E qui caro Don Lisander ti ho ribeccato! Come poteva trovarsi nella vigna di Renzo, nel 1630, l’uva turca che arrivò in Italia dopo quella data?
Ma ti perdoniamo perché una descrizione così bella
non l’avevo mai letta … più alta di
tutte, co' suoi rami allargati, rosseggianti, co' suoi pomposi foglioni
verdecupi, alcuni già orlati di porpora, co' suoi grappoli ripiegati, guarniti
di bacche paonazze al basso, più su di porporine, poi di verdi, e in cima di
fiorellini biancastri.
Ed eccoci arrivati al tasso barbasso o Verbascum thapsus , che, nonostante il nome non è affatto un animale, ma una splendida specie biennale di grandi dimensioni, che presenta grandi foglie lanose a terra, e diverse lunghe spighe ricoperte di vivaci fiori gialli, alcune volte assume anche forme a candelabro!
Il Caravaggio amava
molto questa pianta, la troviamo ad esempio ai piedi di “San Giovanni Battista”

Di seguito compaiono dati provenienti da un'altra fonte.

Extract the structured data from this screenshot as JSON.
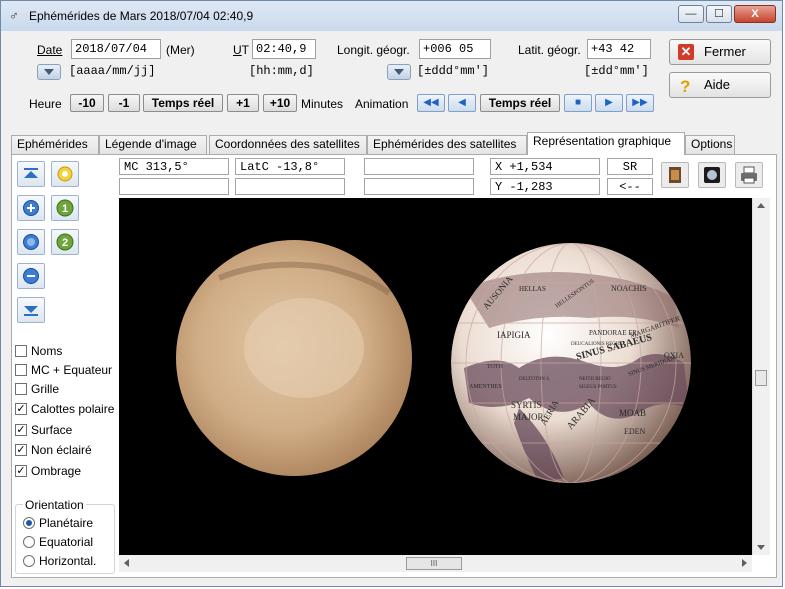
{
  "window": {
    "title": "Ephémérides de Mars  2018/07/04  02:40,9",
    "icon": "mars-symbol-icon",
    "controls": {
      "minimize": "—",
      "maximize": "☐",
      "close": "X"
    }
  },
  "date": {
    "label": "Date",
    "value": "2018/07/04",
    "weekday": "(Mer)",
    "format": "[aaaa/mm/jj]"
  },
  "ut": {
    "label": "UT",
    "value": "02:40,9",
    "format": "[hh:mm,d]"
  },
  "longitude": {
    "label": "Longit. géogr.",
    "value": "+006 05",
    "format": "[±ddd°mm']"
  },
  "latitude": {
    "label": "Latit. géogr.",
    "value": "+43 42",
    "format": "[±dd°mm']"
  },
  "buttons": {
    "fermer": "Fermer",
    "aide": "Aide"
  },
  "hour_controls": {
    "label": "Heure",
    "minus10": "-10",
    "minus1": "-1",
    "realtime": "Temps réel",
    "plus1": "+1",
    "plus10": "+10",
    "unit": "Minutes"
  },
  "animation": {
    "label": "Animation",
    "realtime": "Temps réel",
    "fast_back": "◀◀",
    "back": "◀",
    "stop": "■",
    "forward": "▶",
    "fast_forward": "▶▶"
  },
  "tabs": [
    {
      "label": "Ephémérides"
    },
    {
      "label": "Légende d'image"
    },
    {
      "label": "Coordonnées des satellites"
    },
    {
      "label": "Ephémérides des satellites"
    },
    {
      "label": "Représentation graphique"
    },
    {
      "label": "Options"
    }
  ],
  "active_tab": "Représentation graphique",
  "info": {
    "mc": "MC  313,5°",
    "latc": "LatC -13,8°",
    "empty1": "",
    "empty2": "",
    "empty3": "",
    "empty4": "",
    "x": "X  +1,534",
    "y": "Y  -1,283",
    "sr": "SR",
    "back": "<--"
  },
  "toolbar_badges": {
    "one": "1",
    "two": "2"
  },
  "checkboxes": [
    {
      "label": "Noms",
      "checked": false
    },
    {
      "label": "MC + Equateur",
      "checked": false
    },
    {
      "label": "Grille",
      "checked": false
    },
    {
      "label": "Calottes polaire",
      "checked": true
    },
    {
      "label": "Surface",
      "checked": true
    },
    {
      "label": "Non éclairé",
      "checked": true
    },
    {
      "label": "Ombrage",
      "checked": true
    }
  ],
  "orientation": {
    "title": "Orientation",
    "options": [
      {
        "label": "Planétaire",
        "selected": true
      },
      {
        "label": "Equatorial",
        "selected": false
      },
      {
        "label": "Horizontal.",
        "selected": false
      }
    ]
  },
  "map_labels": [
    "HELLAS",
    "HELLESPONTUS",
    "NOACHIS",
    "AUSONIA",
    "IAPIGIA",
    "PANDORAE FR.",
    "DEUCALIONIS REGIO",
    "MARGARITIFER",
    "SINUS SABAEUS",
    "SINUS MERIDIANI",
    "OXIA",
    "SYRTIS",
    "MAJOR",
    "AERIA",
    "ARABIA",
    "MOAB",
    "EDEN",
    "DELTOTON S.",
    "NEITH REGIO",
    "SIGEUS PORTUS",
    "TOTH",
    "AMENTHES"
  ],
  "scrollbar": {
    "grip": "III"
  }
}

o della Vergine nel “Riposo durante la fuga in Egitto” e comunque questa pianta
aveva un valore simbolico estremamente importante di redenzione e
rinascita.
Termino questa carrellata con il vilucchione
o Convolvulus sepium
È una pianta erbacea perenne rampicante, ha foglie di grandi dimensioni e bellissimi fiori bianchi, la cui corolla, imbutiforme, è lunga fino a 6 cm.

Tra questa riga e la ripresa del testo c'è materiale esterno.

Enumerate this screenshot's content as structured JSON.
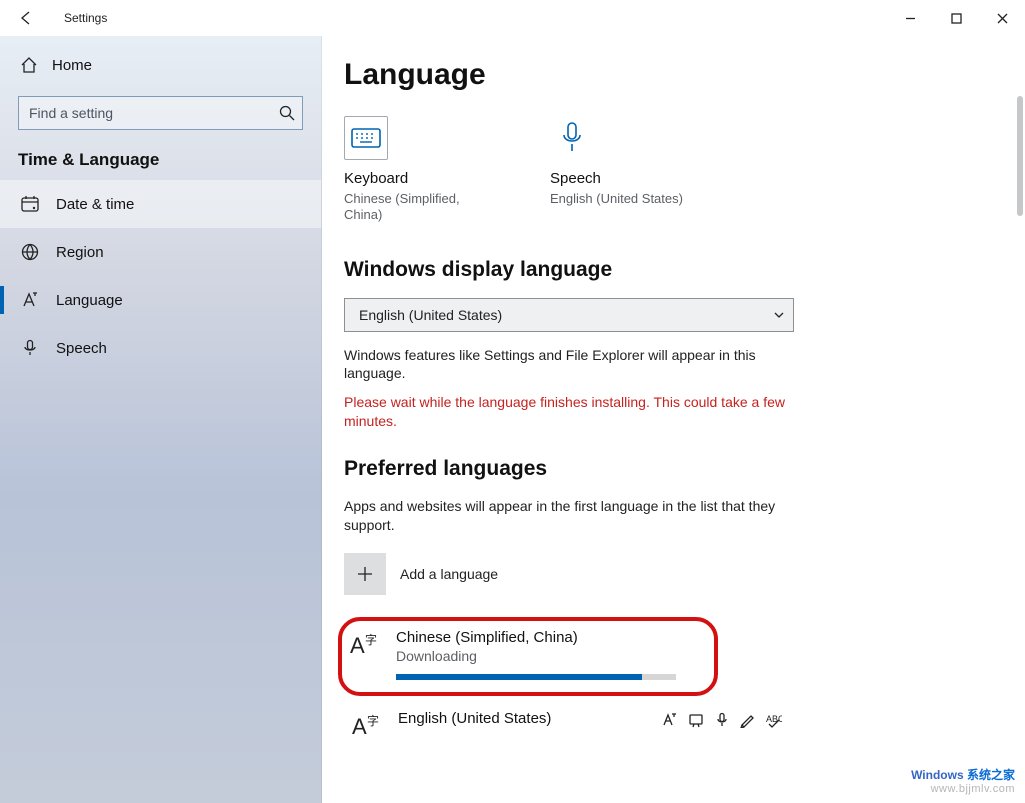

Concludo dicendo che queste mie scoperte mi hanno fatto molto piacere, perché io sono stata una studentessa a cui “I Promessi Sposi” piacevano molto … in buona sostanza faccio parte di quel 2%. Ma devo confessarvi una cosa ... da quando ho scritto questo articolo per Pikaia, mi sono messa ad approfondire la Biografia del Manzoni, ed ho conosciuto un grande uomo, che nessuno dei miei docenti di Lettere al Liceo, mi aveva presentato! Spero proprio che ora le cose vadano diversamente!